The border-crossing analogy echoes colonial exploration—who has the privilege to leave home and to return, versus those who remain trapped in the borderlands. Transgender people do not cross over borders; their gender resides outside of these borders, beyond colonial maps. Transgender people are their own cartographers, mapping their journey through lines of flight, weaving new smooth spaces in gendered terrain unseen to the cis eye.
am I hard
am I curved
or jagged am I
will you burn me at the stake (???)
have you heard about the diaspora (???)
—Kai Joy, “diaspora (Have you heard ::: (???))”
Neither language nor space is apolitical. There is always the “who” at play: Who dictates what is correct or proper language? Who is anointed with the power to define others? Who creates lines across land and calls them borders? Who is allowed to cross these lines, and who is not? In both language and space, there are positions of power to be held, and privileged voices that attempt to segregate space and classify language. As the theorist Costica Bradatan says, “The power to give names to things, as those crushed by it know only too well, is among the greatest powers that there are: What you do, what you’ve been doing all your life—even the name of your calling—is something others who have that power can decide.”
The naming of the self is a crucial part of transgender and non-binary identities. It is recognition of the self as other that separates us from cisgender identities. We name our individual selves the moment we recognize this discursive identity. It is this power that we—the transgender community—hold, and must hold, for cisgender people will try to disparage and dismiss this power. They have attempted to strip us of it. They have used medicalized frameworks to tell us we are sick, they have used vulgar language to belittle and harm us. It is not up to cisgender people to name us.

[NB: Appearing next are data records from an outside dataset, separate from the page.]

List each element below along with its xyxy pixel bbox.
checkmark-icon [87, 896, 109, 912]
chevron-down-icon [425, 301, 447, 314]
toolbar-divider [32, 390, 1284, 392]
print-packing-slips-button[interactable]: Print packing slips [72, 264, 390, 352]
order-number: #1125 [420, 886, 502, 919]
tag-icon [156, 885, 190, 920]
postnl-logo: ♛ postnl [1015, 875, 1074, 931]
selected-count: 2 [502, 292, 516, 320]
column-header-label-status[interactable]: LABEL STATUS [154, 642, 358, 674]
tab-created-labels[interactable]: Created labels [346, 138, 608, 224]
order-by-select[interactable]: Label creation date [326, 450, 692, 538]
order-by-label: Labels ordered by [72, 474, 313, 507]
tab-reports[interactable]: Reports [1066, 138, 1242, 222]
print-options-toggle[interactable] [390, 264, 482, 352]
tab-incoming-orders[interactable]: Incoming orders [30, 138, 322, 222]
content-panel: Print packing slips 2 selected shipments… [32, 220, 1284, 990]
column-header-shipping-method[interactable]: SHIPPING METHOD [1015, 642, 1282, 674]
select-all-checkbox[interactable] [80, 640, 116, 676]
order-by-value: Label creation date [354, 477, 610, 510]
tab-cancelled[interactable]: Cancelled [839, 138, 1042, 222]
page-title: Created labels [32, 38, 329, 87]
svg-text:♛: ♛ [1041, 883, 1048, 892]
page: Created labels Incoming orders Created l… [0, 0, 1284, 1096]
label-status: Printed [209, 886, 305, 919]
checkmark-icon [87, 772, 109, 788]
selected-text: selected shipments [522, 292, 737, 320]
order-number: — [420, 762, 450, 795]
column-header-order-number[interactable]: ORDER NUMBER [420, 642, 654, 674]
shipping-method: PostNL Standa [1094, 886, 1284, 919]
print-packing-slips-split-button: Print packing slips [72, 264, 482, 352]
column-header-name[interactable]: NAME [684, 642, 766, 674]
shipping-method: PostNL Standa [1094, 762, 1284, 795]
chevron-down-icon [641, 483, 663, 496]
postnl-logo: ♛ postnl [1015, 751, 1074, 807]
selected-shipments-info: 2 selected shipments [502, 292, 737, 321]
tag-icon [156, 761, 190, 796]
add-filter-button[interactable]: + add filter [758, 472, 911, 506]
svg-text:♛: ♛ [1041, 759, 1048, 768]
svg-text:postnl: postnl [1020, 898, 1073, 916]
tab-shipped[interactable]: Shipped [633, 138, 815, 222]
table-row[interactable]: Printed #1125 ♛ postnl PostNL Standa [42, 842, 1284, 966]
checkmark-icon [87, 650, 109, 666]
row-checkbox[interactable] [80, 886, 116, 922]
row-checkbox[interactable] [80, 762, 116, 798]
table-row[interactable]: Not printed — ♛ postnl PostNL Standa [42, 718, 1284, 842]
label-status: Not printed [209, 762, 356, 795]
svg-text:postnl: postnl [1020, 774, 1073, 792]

The power of language coexists with space. Geography may inform our “mother” tongue, neocolonialism may force imperial languages down others’ throats. We have seen the resistance though, through multilingual diasporas, through the recordings and teaching of vanishing languages. Space and language are not isolated from one another, and I hope to challenge the institutionalized frameworks of neocolonialism through a new conception of what language can mean and what abolishing borders can look like.

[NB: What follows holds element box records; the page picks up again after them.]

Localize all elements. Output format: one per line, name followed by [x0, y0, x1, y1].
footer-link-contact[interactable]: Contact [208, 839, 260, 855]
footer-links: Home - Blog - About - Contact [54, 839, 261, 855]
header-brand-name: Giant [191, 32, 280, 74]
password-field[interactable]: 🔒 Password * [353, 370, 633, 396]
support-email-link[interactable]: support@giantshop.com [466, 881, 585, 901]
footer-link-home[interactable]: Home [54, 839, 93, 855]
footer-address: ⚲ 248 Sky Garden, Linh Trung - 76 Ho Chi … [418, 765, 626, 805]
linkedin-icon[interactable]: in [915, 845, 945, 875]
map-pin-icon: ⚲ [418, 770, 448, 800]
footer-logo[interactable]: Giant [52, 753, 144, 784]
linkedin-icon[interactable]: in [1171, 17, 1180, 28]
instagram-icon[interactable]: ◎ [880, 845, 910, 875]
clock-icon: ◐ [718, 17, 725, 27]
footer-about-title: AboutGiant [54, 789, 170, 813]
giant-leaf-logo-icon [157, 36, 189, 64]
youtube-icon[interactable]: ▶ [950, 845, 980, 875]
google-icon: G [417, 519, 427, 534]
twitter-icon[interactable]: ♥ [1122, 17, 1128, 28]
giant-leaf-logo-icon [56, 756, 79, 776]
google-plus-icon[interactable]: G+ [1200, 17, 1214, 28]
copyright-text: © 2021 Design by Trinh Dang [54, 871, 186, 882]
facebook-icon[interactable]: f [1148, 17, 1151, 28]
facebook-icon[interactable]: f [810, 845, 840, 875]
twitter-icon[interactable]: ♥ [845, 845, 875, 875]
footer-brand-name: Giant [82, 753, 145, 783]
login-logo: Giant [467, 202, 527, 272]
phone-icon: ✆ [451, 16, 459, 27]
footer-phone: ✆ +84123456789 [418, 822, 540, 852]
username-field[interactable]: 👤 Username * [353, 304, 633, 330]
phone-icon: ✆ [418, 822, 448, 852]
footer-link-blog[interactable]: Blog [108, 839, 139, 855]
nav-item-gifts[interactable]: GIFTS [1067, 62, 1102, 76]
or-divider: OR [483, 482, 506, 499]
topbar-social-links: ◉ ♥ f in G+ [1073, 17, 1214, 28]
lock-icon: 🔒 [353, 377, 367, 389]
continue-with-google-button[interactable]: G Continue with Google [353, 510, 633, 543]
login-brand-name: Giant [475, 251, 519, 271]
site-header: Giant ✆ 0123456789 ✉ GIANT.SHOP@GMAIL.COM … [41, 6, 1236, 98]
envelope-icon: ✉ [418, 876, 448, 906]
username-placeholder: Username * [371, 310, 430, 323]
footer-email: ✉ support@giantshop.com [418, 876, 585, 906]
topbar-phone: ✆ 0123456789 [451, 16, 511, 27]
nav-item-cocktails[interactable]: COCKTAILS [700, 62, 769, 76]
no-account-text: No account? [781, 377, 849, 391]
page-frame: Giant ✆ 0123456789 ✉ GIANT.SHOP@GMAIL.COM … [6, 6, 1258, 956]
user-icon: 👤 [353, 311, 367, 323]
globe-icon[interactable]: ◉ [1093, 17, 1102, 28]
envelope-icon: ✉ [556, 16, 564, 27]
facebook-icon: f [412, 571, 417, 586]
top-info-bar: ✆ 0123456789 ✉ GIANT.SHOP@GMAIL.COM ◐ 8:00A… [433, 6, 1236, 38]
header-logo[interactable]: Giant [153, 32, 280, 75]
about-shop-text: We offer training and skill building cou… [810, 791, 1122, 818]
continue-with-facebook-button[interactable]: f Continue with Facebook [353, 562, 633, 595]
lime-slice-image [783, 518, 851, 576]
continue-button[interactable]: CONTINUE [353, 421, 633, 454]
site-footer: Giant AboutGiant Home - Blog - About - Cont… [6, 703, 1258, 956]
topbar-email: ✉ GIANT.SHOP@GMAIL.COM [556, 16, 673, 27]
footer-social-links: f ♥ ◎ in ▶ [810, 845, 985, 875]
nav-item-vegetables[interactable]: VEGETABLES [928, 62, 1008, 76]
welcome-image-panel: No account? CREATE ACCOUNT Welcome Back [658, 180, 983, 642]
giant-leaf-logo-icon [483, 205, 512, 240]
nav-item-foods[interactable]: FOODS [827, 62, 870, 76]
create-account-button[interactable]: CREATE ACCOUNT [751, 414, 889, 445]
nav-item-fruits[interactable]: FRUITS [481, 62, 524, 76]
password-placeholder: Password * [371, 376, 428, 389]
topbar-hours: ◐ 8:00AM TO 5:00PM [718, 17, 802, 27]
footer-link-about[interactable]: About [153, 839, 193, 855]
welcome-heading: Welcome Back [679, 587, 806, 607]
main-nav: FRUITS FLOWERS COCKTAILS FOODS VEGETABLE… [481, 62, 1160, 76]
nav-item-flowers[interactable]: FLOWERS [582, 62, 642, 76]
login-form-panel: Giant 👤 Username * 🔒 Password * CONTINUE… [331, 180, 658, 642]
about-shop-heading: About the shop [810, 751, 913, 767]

This essay is not to designate the “right” framework of how to think of transgenderism versus non-binary identities, but rather to provide an alternative to the messy and confusing history of transgender language. We need to own our linguistic history, because it defines our contemporary reality. “All awareness is a linguistic affair” is a pragmatist slogan used by Wilfrid Sellars. If language constructs our awareness and augments our reality, then it is imperative that we understand the historical and political context of the word transgender, and that we are thoughtful about the hierarchical nature of whose voices are upheld as trans. We need to acknowledge our own hierarchies, of whose voice we privilege, of who we give the space to speak. We need to acknowledge that transgenderism is only one facet of identity our community members hold, and that race, class, nationality, citizenship, and disabilities also constitute how we interact with our gender and with others’. Most of all, we must be critical of the language we use, of the naming we give each other.
If history cannot define transgenderism for us, it is up to us, gender outlaws and incognito transgressors, to define it.